Leveraging machine learning to extend Ontology-Driven Geographic Object-Based Image Analysis (O-GEOBIA): a case study in forest-type mapping
Rajbhandari, S and Aryal, J and Osborn, J and Lucieer, A and Musk, R, Leveraging machine learning to extend Ontology-Driven Geographic Object-Based Image Analysis (O-GEOBIA): a case study in forest-type mapping, Remote Sensing, 11, (5) Article 503. ISSN 2072-4292 (2019) [Refereed Article]

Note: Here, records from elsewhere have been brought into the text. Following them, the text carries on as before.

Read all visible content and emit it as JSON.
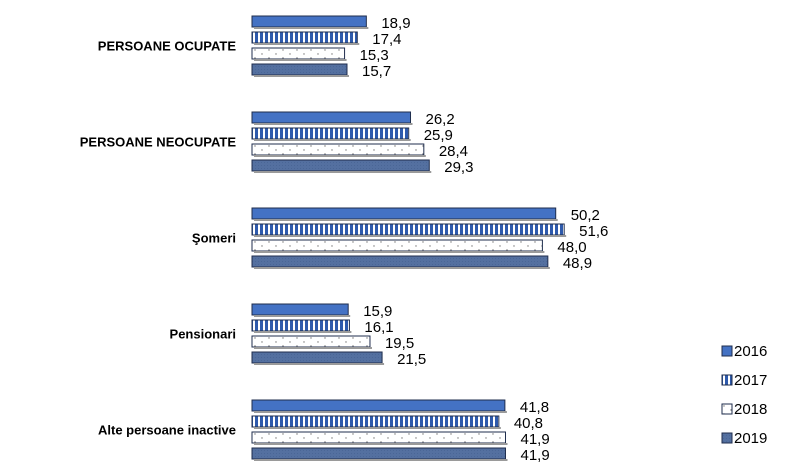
{
  "chart_data": {
    "type": "bar",
    "orientation": "horizontal",
    "categories": [
      "PERSOANE OCUPATE",
      "PERSOANE NEOCUPATE",
      "Şomeri",
      "Pensionari",
      "Alte persoane inactive"
    ],
    "series": [
      {
        "name": "2016",
        "values": [
          18.9,
          26.2,
          50.2,
          15.9,
          41.8
        ],
        "labels": [
          "18,9",
          "26,2",
          "50,2",
          "15,9",
          "41,8"
        ],
        "color": "#4472C4",
        "pattern": "solid"
      },
      {
        "name": "2017",
        "values": [
          17.4,
          25.9,
          51.6,
          16.1,
          40.8
        ],
        "labels": [
          "17,4",
          "25,9",
          "51,6",
          "16,1",
          "40,8"
        ],
        "color": "#2E5AAC",
        "pattern": "vertical-stripes"
      },
      {
        "name": "2018",
        "values": [
          15.3,
          28.4,
          48.0,
          19.5,
          41.9
        ],
        "labels": [
          "15,3",
          "28,4",
          "48,0",
          "19,5",
          "41,9"
        ],
        "color": "#FFFFFF",
        "pattern": "dots"
      },
      {
        "name": "2019",
        "values": [
          15.7,
          29.3,
          48.9,
          21.5,
          41.9
        ],
        "labels": [
          "15,7",
          "29,3",
          "48,9",
          "21,5",
          "41,9"
        ],
        "color": "#5470A0",
        "pattern": "solid-dark"
      }
    ],
    "xlim": [
      0,
      60
    ],
    "title": "",
    "xlabel": "",
    "ylabel": "",
    "grid": false,
    "legend_position": "bottom-right"
  }
}
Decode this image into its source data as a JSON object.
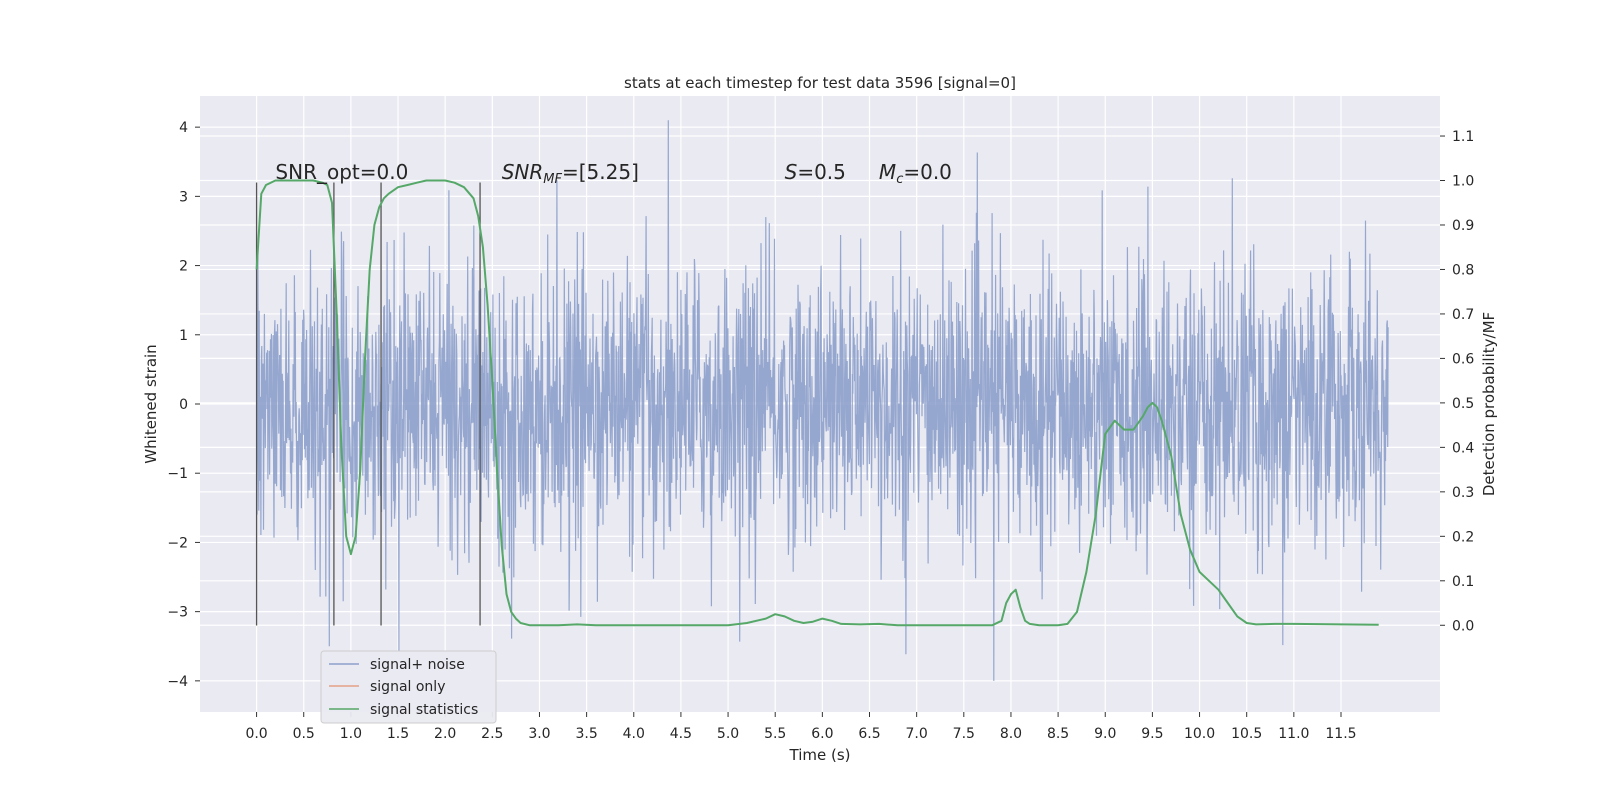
{
  "chart_data": {
    "type": "line",
    "title": "stats at each timestep for test data 3596 [signal=0]",
    "xlabel": "Time (s)",
    "ylabel_left": "Whitened strain",
    "ylabel_right": "Detection probability/MF",
    "xlim": [
      -0.6,
      12.55
    ],
    "ylim_left": [
      -4.45,
      4.45
    ],
    "ylim_right": [
      -0.195,
      1.19
    ],
    "grid": true,
    "legend_position": "lower-left",
    "x_ticks": [
      "0.0",
      "0.5",
      "1.0",
      "1.5",
      "2.0",
      "2.5",
      "3.0",
      "3.5",
      "4.0",
      "4.5",
      "5.0",
      "5.5",
      "6.0",
      "6.5",
      "7.0",
      "7.5",
      "8.0",
      "8.5",
      "9.0",
      "9.5",
      "10.0",
      "10.5",
      "11.0",
      "11.5"
    ],
    "y_ticks_left": [
      "−4",
      "−3",
      "−2",
      "−1",
      "0",
      "1",
      "2",
      "3",
      "4"
    ],
    "y_ticks_right": [
      "0.0",
      "0.1",
      "0.2",
      "0.3",
      "0.4",
      "0.5",
      "0.6",
      "0.7",
      "0.8",
      "0.9",
      "1.0",
      "1.1"
    ],
    "annotations": [
      {
        "label": "SNR_opt=0.0",
        "x": 0.2,
        "y": 3.25
      },
      {
        "label": "SNR_MF=[5.25]",
        "x": 2.6,
        "y": 3.25
      },
      {
        "label": "S=0.5",
        "x": 5.6,
        "y": 3.25
      },
      {
        "label": "M_c=0.0",
        "x": 6.6,
        "y": 3.25
      }
    ],
    "vertical_lines": {
      "x": [
        0.0,
        0.82,
        1.32,
        2.37
      ],
      "ymin": -3.2,
      "ymax": 3.2
    },
    "series": [
      {
        "name": "signal+ noise",
        "color": "#8da0cb",
        "kind": "noise",
        "x_range": [
          0.0,
          12.0
        ],
        "core_range": [
          -1.3,
          1.3
        ],
        "typical_peak": 2.4,
        "max_peak": 4.1,
        "min_trough": -4.0
      },
      {
        "name": "signal only",
        "color": "#e5a088",
        "kind": "line",
        "x": [],
        "y": []
      },
      {
        "name": "signal statistics",
        "color": "#55a868",
        "kind": "line",
        "axis": "right",
        "x": [
          0.0,
          0.05,
          0.1,
          0.2,
          0.3,
          0.4,
          0.5,
          0.6,
          0.7,
          0.75,
          0.8,
          0.85,
          0.9,
          0.95,
          1.0,
          1.05,
          1.1,
          1.15,
          1.2,
          1.25,
          1.3,
          1.35,
          1.4,
          1.5,
          1.6,
          1.7,
          1.8,
          1.9,
          2.0,
          2.1,
          2.2,
          2.3,
          2.35,
          2.4,
          2.45,
          2.5,
          2.55,
          2.6,
          2.65,
          2.7,
          2.75,
          2.8,
          2.9,
          3.0,
          3.2,
          3.4,
          3.6,
          3.8,
          4.0,
          4.5,
          5.0,
          5.2,
          5.4,
          5.5,
          5.6,
          5.7,
          5.8,
          5.9,
          6.0,
          6.1,
          6.2,
          6.4,
          6.6,
          6.8,
          7.0,
          7.5,
          7.8,
          7.9,
          7.95,
          8.0,
          8.05,
          8.1,
          8.15,
          8.2,
          8.3,
          8.5,
          8.6,
          8.7,
          8.8,
          8.9,
          9.0,
          9.1,
          9.2,
          9.3,
          9.4,
          9.45,
          9.5,
          9.55,
          9.6,
          9.7,
          9.8,
          9.9,
          10.0,
          10.1,
          10.2,
          10.3,
          10.4,
          10.5,
          10.6,
          10.8,
          11.0,
          11.5,
          11.9
        ],
        "y": [
          0.8,
          0.97,
          0.99,
          1.0,
          1.0,
          1.0,
          1.0,
          1.0,
          0.995,
          0.99,
          0.95,
          0.7,
          0.4,
          0.2,
          0.16,
          0.2,
          0.35,
          0.6,
          0.8,
          0.9,
          0.94,
          0.96,
          0.97,
          0.985,
          0.99,
          0.995,
          1.0,
          1.0,
          1.0,
          0.995,
          0.985,
          0.96,
          0.92,
          0.85,
          0.72,
          0.55,
          0.35,
          0.18,
          0.07,
          0.03,
          0.015,
          0.005,
          0.0,
          0.0,
          0.0,
          0.002,
          0.0,
          0.0,
          0.0,
          0.0,
          0.0,
          0.005,
          0.015,
          0.025,
          0.02,
          0.01,
          0.005,
          0.008,
          0.015,
          0.01,
          0.003,
          0.002,
          0.003,
          0.0,
          0.0,
          0.0,
          0.0,
          0.01,
          0.05,
          0.07,
          0.08,
          0.04,
          0.01,
          0.003,
          0.0,
          0.0,
          0.003,
          0.03,
          0.12,
          0.25,
          0.43,
          0.46,
          0.44,
          0.44,
          0.47,
          0.49,
          0.5,
          0.49,
          0.46,
          0.38,
          0.25,
          0.17,
          0.12,
          0.1,
          0.08,
          0.05,
          0.02,
          0.005,
          0.002,
          0.003,
          0.003,
          0.002,
          0.001
        ]
      }
    ]
  }
}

Ontology-driven Geographic Object-Based Image Analysis (O-GEOBIA) contributes to the identification of meaningful objects. In fusing data from multiple sensors, the number of feature variables is increased and object identification becomes a challenging task. We propose a methodological contribution that extends feature variable characterisation. This method is illustrated with a case study in forest-type mapping in Tasmania, Australia. Satellite images, airborne LiDAR (Light Detection and Ranging) and expert photo-interpretation data are fused for feature extraction and classification. Two machine learning algorithms, Random Forest and Boruta, are used to identify important and relevant feature variables. A variogram is used to describe textural and spatial features. Different variogram features are used as input for rule-based classifications. The rule-based classifications employ (i) spectral features, (ii) vegetation indices, (iii) LiDAR, and (iv) variogram features, and resulted in overall classification accuracies of 77.06%, 78.90%, 73.39% and 77.06% respectively. Following data fusion, the use of combined feature variables resulted in a higher classification accuracy (81.65%). Using relevant features extracted from the Boruta algorithm, the classification accuracy is further improved (82.57%). The results demonstrate that the use of relevant variogram features together with spectral and LiDAR features resulted in improved classification accuracy.